About MSS clamping vs. higher MTU, I suggested that it might be easier to increase the MTU on low-traffic services vs. deploying the MSS clamping tool on some services. But I don't have strong preferences, maybe one is better on some usecases compared to the other.
I agree that the MSS clamping is the now battle-tested solution, it works well and doesn't impact performances. It also seems reasonably easy to deploy, but I think there was some concerns about deploying it to k8s or similar services ?
Increasing the MTU has more moving parts so more things that could go wrong. It could help increase performance on bandwidth heavy systems (by increasing the MTU all the way to 9000).
Working with internal only systems make it easier as we control both endpoints as well as the full path.
While writing this comment I also realized that a realserver can also be a client, so some clamping will always be needed, either for the MTU or with the MSS, so we could de-correlate a possible MTU increase to the IPIP clamping.
For example (just some quick thoughts):
client: MTU 1500 or 9000 (a realserver can potentially be a client)
LVS: MTU 9000 or 9020 (it makes sens to me to consider the LVS as a router anyway and thus have a higher MTU)
realserver: MTU 9000
An ip route 0/0 rule would be needed to "clamp" the outbound MTU or MSS (using mtu lock, or advmss for example) on any client or realserver with a jumbo MTU.
Otherwise even if the LVS have a MTU that takes into account the IPIP overhead, if both sides (client/realserver) have the same MTU, the the same problem we're seeing with a regular MTU would happen with a higher MTU as the MTU is also the "Maximum receiving unit".

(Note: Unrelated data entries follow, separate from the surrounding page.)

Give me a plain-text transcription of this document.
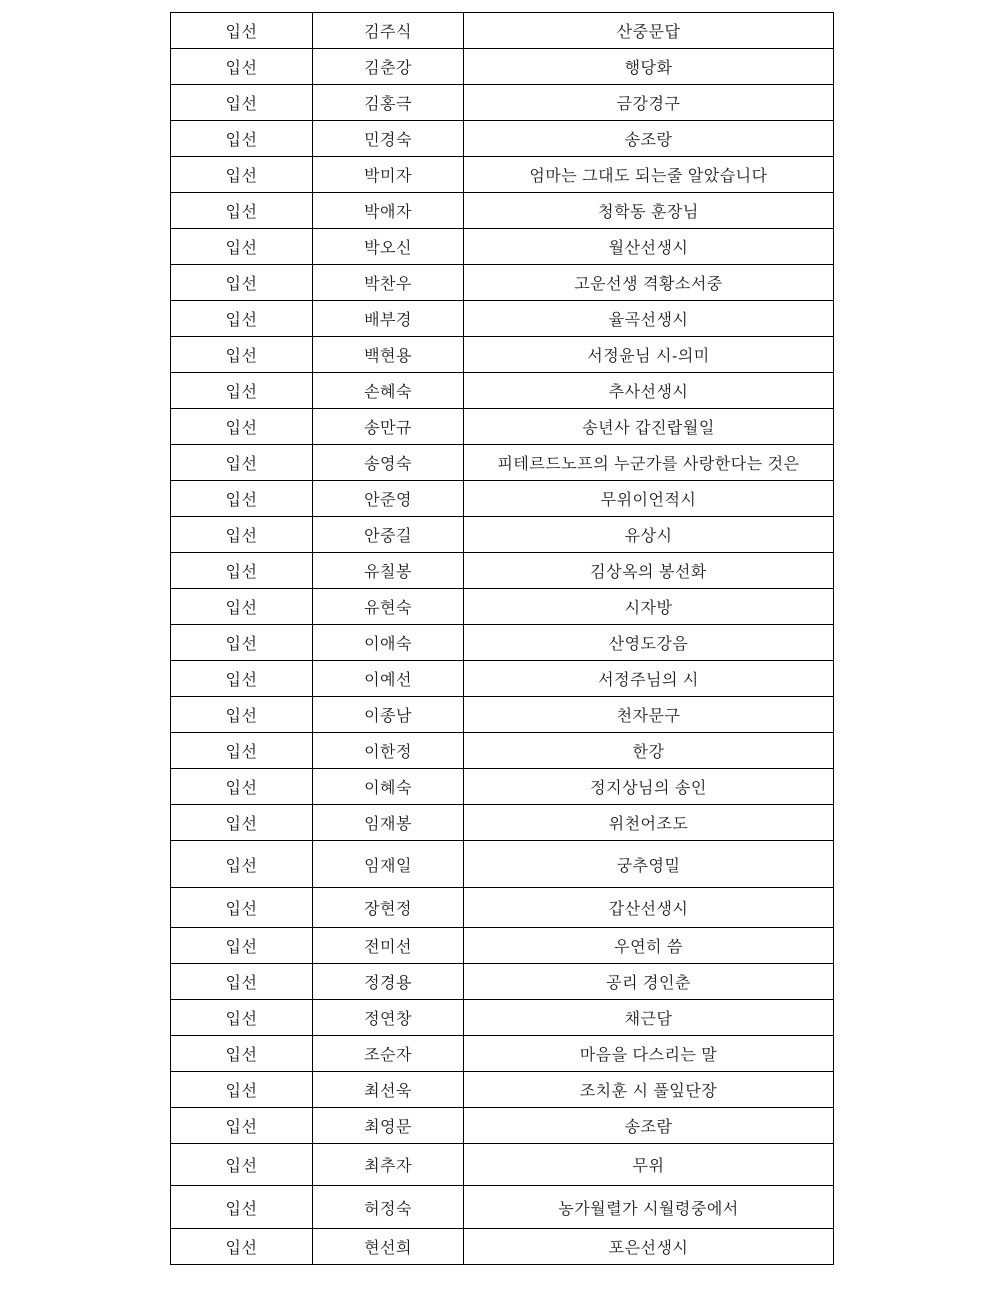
입선	김주식	산중문답
입선	김춘강	행당화
입선	김홍극	금강경구
입선	민경숙	송조랑
입선	박미자	엄마는 그대도 되는줄 알았습니다
입선	박애자	청학동 훈장님
입선	박오신	월산선생시
입선	박찬우	고운선생 격황소서중
입선	배부경	율곡선생시
입선	백현용	서정윤님 시-의미
입선	손혜숙	추사선생시
입선	송만규	송년사 갑진랍월일
입선	송영숙	피테르드노프의 누군가를 사랑한다는 것은
입선	안준영	무위이언적시
입선	안중길	유상시
입선	유칠봉	김상옥의 봉선화
입선	유현숙	시자방
입선	이애숙	산영도강음
입선	이예선	서정주님의 시
입선	이종남	천자문구
입선	이한정	한강
입선	이혜숙	정지상님의 송인
입선	임재봉	위천어조도
입선	임재일	궁추영밀
입선	장현정	갑산선생시
입선	전미선	우연히 씀
입선	정경용	공리 경인춘
입선	정연창	채근담
입선	조순자	마음을 다스리는 말
입선	최선욱	조치훈 시 풀잎단장
입선	최영문	송조람
입선	최추자	무위
입선	허정숙	농가월렬가 시월령중에서
입선	현선희	포은선생시
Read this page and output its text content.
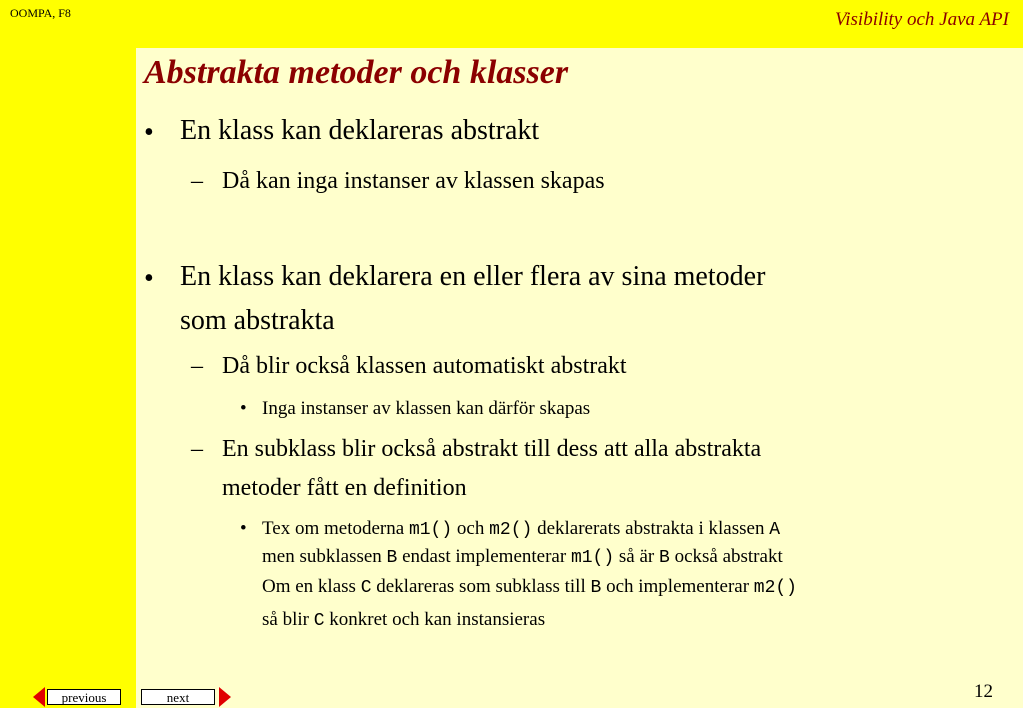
OOMPA, F8	Visibility och Java API
Abstrakta metoder och klasser
• En klass kan deklareras abstrakt
– Då kan inga instanser av klassen skapas
• En klass kan deklarera en eller flera av sina metoder
som abstrakta
– Då blir också klassen automatiskt abstrakt
• Inga instanser av klassen kan därför skapas
– En subklass blir också abstrakt till dess att alla abstrakta
metoder fått en definition
• Tex om metoderna m1() och m2() deklarerats abstrakta i klassen A
men subklassen B endast implementerar m1() så är B också abstrakt
Om en klass C deklareras som subklass till B och implementerar m2()
så blir C konkret och kan instansieras
previous	next	12
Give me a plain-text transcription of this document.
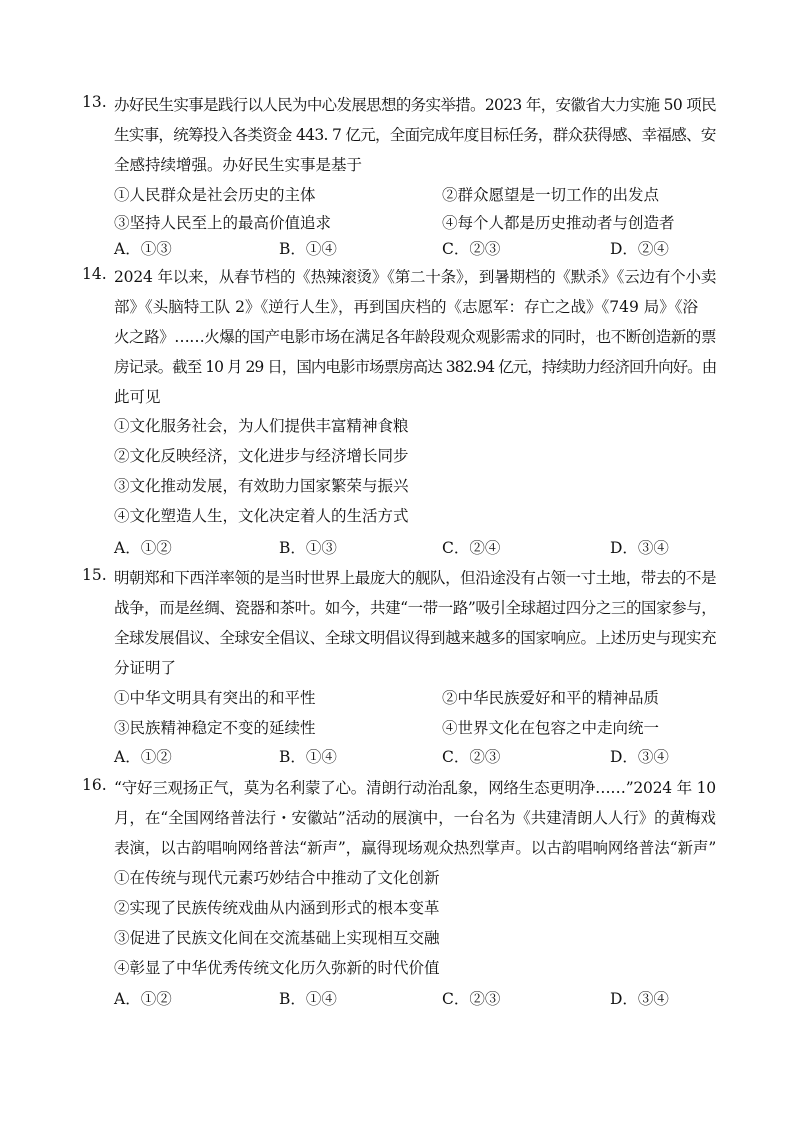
13. 办好民生实事是践行以人民为中心发展思想的务实举措。2023 年，安徽省大力实施 50 项民
生实事，统筹投入各类资金 443. 7 亿元，全面完成年度目标任务，群众获得感、幸福感、安
全感持续增强。办好民生实事是基于
①人民群众是社会历史的主体	②群众愿望是一切工作的出发点
③坚持人民至上的最高价值追求	④每个人都是历史推动者与创造者
A．①③	B．①④	C．②③	D．②④
14. 2024 年以来，从春节档的《热辣滚烫》《第二十条》，到暑期档的《默杀》《云边有个小卖
部》《头脑特工队 2》《逆行人生》，再到国庆档的《志愿军：存亡之战》《749 局》《浴
火之路》……火爆的国产电影市场在满足各年龄段观众观影需求的同时，也不断创造新的票
房记录。截至 10 月 29 日，国内电影市场票房高达 382.94 亿元，持续助力经济回升向好。由
此可见
①文化服务社会，为人们提供丰富精神食粮
②文化反映经济，文化进步与经济增长同步
③文化推动发展，有效助力国家繁荣与振兴
④文化塑造人生，文化决定着人的生活方式
A．①②	B．①③	C．②④	D．③④
15. 明朝郑和下西洋率领的是当时世界上最庞大的舰队，但沿途没有占领一寸土地，带去的不是
战争，而是丝绸、瓷器和茶叶。如今，共建“一带一路”吸引全球超过四分之三的国家参与，
全球发展倡议、全球安全倡议、全球文明倡议得到越来越多的国家响应。上述历史与现实充
分证明了
①中华文明具有突出的和平性	②中华民族爱好和平的精神品质
③民族精神稳定不变的延续性	④世界文化在包容之中走向统一
A．①②	B．①④	C．②③	D．③④
16. “守好三观扬正气，莫为名利蒙了心。清朗行动治乱象，网络生态更明净……”2024 年 10
月，在“全国网络普法行・安徽站”活动的展演中，一台名为《共建清朗人人行》的黄梅戏
表演，以古韵唱响网络普法“新声”，赢得现场观众热烈掌声。以古韵唱响网络普法“新声”
①在传统与现代元素巧妙结合中推动了文化创新
②实现了民族传统戏曲从内涵到形式的根本变革
③促进了民族文化间在交流基础上实现相互交融
④彰显了中华优秀传统文化历久弥新的时代价值
A．①②	B．①④	C．②③	D．③④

The current MSS clamping solution implemented by Valentin is smart and only clamps traffic from the VIPs. If tcp-mss-clamper or the equivalent Ferm based mechanism can't be used on some systems (eg. k8s), maybe applying the ip route 0/0 rule system wide would be a good workaround. If there is a concern for the possible performance hit (but I doubt it), then we could compensate it with an MTU increase.
Comment Actions
The ability of Linux to have advmss or mtu set on a route is probably the most promising technical mechanism to support Jumbo frames. I've seen it used fleet-wide to support jumbo frames for internal traffic flows and keep internet-bound traffic working fine at 1500.
But it's a lot tricker if we want to support a mix of MTUs internally. The main issue with using advmss or mtu on a route is that it won't affect traffic to other hosts on the same subnet/vlan. So it gets you 99% of the way there but doesn't fully solve the problem.
Otherwise even if the LVS have a MTU that takes into account the IPIP overhead, if both sides (client/realserver) have the same MTU, the the same problem we're seeing with a regular MTU would happen with a higher MTU as the MTU is also the "Maximum receiving unit".
Yeah. What would be ideal in the tunnelling case is if hosts could have a different MRU - max receive unit - than MTU. So that they could receive 1520 or larger byte packets from the load-balancers, but would not generate oversize packets themselves. That doesn't seem possible in Linux though?